The conventional clothing industry is huge at over one trillion in sales annually. To keep this engine running smoothly, the clothing industry has developed the concept of fast fashion. The clothing industry works hard through advertising to ingrain in our minds, the idea that we must upgrade our wardrobe regularly with the latest style and/or seasonal changes. We must do these things or be viewed as behind the times, old fashioned, out of sync, unattractive, etc.
And the clothing companies have made it real easy for us to throw out the “old” and bring in the newest clothing trend by offering up cheap fashion. Heck, when that flashy shirt is only $5 bucks and that complimentary pair of pants is only $10 bucks, why not, right?
But what we don’t realize is that the true cost of these cheap fashions have simply been externalized. What do I mean by that? In order to produce cheap clothing to keep this whole consumerism tread mill going, the clothing industry must find inexpensive manufacturing options.
They do this by outsourcing their production to countries where labor is cheap, labor laws are lacking or non-existent and environmental regulations are minimal. So, let’s say Big Clothing Corporation A goes to a third world country to find a clothing manufacturer. They shop around to find the best price and decide on local manufacturer B. They generally don’t ask questions as they don’t want to know exactly how the manufacturer can possibly produce the clothing order for such a cheap price. Knowing equals guilt right?
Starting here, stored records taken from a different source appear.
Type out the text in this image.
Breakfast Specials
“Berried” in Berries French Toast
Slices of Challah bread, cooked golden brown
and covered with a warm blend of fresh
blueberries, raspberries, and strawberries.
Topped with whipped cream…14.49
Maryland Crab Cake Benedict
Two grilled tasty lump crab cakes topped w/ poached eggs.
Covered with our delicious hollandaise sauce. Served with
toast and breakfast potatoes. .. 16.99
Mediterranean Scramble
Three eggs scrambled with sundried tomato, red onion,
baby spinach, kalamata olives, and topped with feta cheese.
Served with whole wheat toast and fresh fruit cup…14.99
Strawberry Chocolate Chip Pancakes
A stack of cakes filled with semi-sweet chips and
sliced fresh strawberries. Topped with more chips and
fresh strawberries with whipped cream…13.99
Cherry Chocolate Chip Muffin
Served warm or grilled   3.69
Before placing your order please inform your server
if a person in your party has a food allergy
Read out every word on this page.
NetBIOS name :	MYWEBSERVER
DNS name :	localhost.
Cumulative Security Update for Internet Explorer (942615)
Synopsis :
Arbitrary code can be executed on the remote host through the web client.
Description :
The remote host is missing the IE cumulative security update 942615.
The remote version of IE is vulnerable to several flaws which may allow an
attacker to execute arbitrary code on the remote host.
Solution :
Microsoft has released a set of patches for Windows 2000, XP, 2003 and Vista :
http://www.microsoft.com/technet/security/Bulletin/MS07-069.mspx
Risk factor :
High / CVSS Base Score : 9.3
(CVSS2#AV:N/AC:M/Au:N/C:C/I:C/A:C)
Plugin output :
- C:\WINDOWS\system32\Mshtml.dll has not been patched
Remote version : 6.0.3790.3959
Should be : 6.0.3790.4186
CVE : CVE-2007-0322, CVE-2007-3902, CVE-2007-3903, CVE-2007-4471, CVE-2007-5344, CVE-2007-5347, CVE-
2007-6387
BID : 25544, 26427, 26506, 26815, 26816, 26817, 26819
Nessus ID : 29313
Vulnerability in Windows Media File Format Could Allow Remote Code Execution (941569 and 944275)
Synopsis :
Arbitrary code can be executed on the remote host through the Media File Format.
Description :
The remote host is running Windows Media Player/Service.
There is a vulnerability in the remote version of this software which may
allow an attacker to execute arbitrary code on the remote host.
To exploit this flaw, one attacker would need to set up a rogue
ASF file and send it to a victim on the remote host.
Third world manufacturer B can make the clothing so cheaply because they use child labor, pay workers wages that are barely at subsistence level, offer no health care, child care, insurance benefits and have no costs associated with proper disposal of hazardous chemicals such as dyes, formaldehyde, fire retardants, etc or textile waste because they just dump it all untreated into the nearest river or stream.
This is what I mean by externalizing the cost. Big Corporation A now gets their nice new, shiny shirt for $2 which they then turn around and sell to you for $5. But as you hold up the shirt that little voice in your mind asks – how the heck can they sell this for just $5 bucks? They can because the local lakes, rivers and streams and the local work force where that shirt was made took the brunt of the cost. In other words, the cost was externalized.
Do you want to be a part of this tragedy? Because you have read this far, I don’t think you do. So what can we do to effect change? Thankfully, we can do a lot. The fact is that over 70% of our economy is driven by you, by me, your next door neighbor. That’s right, consumerism drives almost three quarters of our economic activity. It is the bread and butter of big corporations.
If you say NO to fast fashion and yes to organic, fair trade clothing, you are making a difference. As more people stand up and say the same thing, your combined voices will force big corporations to change. They will simply have to change or become obsolete. You hold all the cards.
So, what’s your choice? Do you choose organic clothing which is made without the use of harsh chemicals such as pesticides that pollute our environment making our drinking water unsafe, destroying habitat and killing innocent farmers by the thousands? Will you say yes to fair trade clothing which protects workers rights, allowing them to rise out of poverty and become productive and proud members of our global society?
Or do you choose to stay on the consumerism treadmill and keep buying cheap, fast fashion while ignoring the consequences of that decision?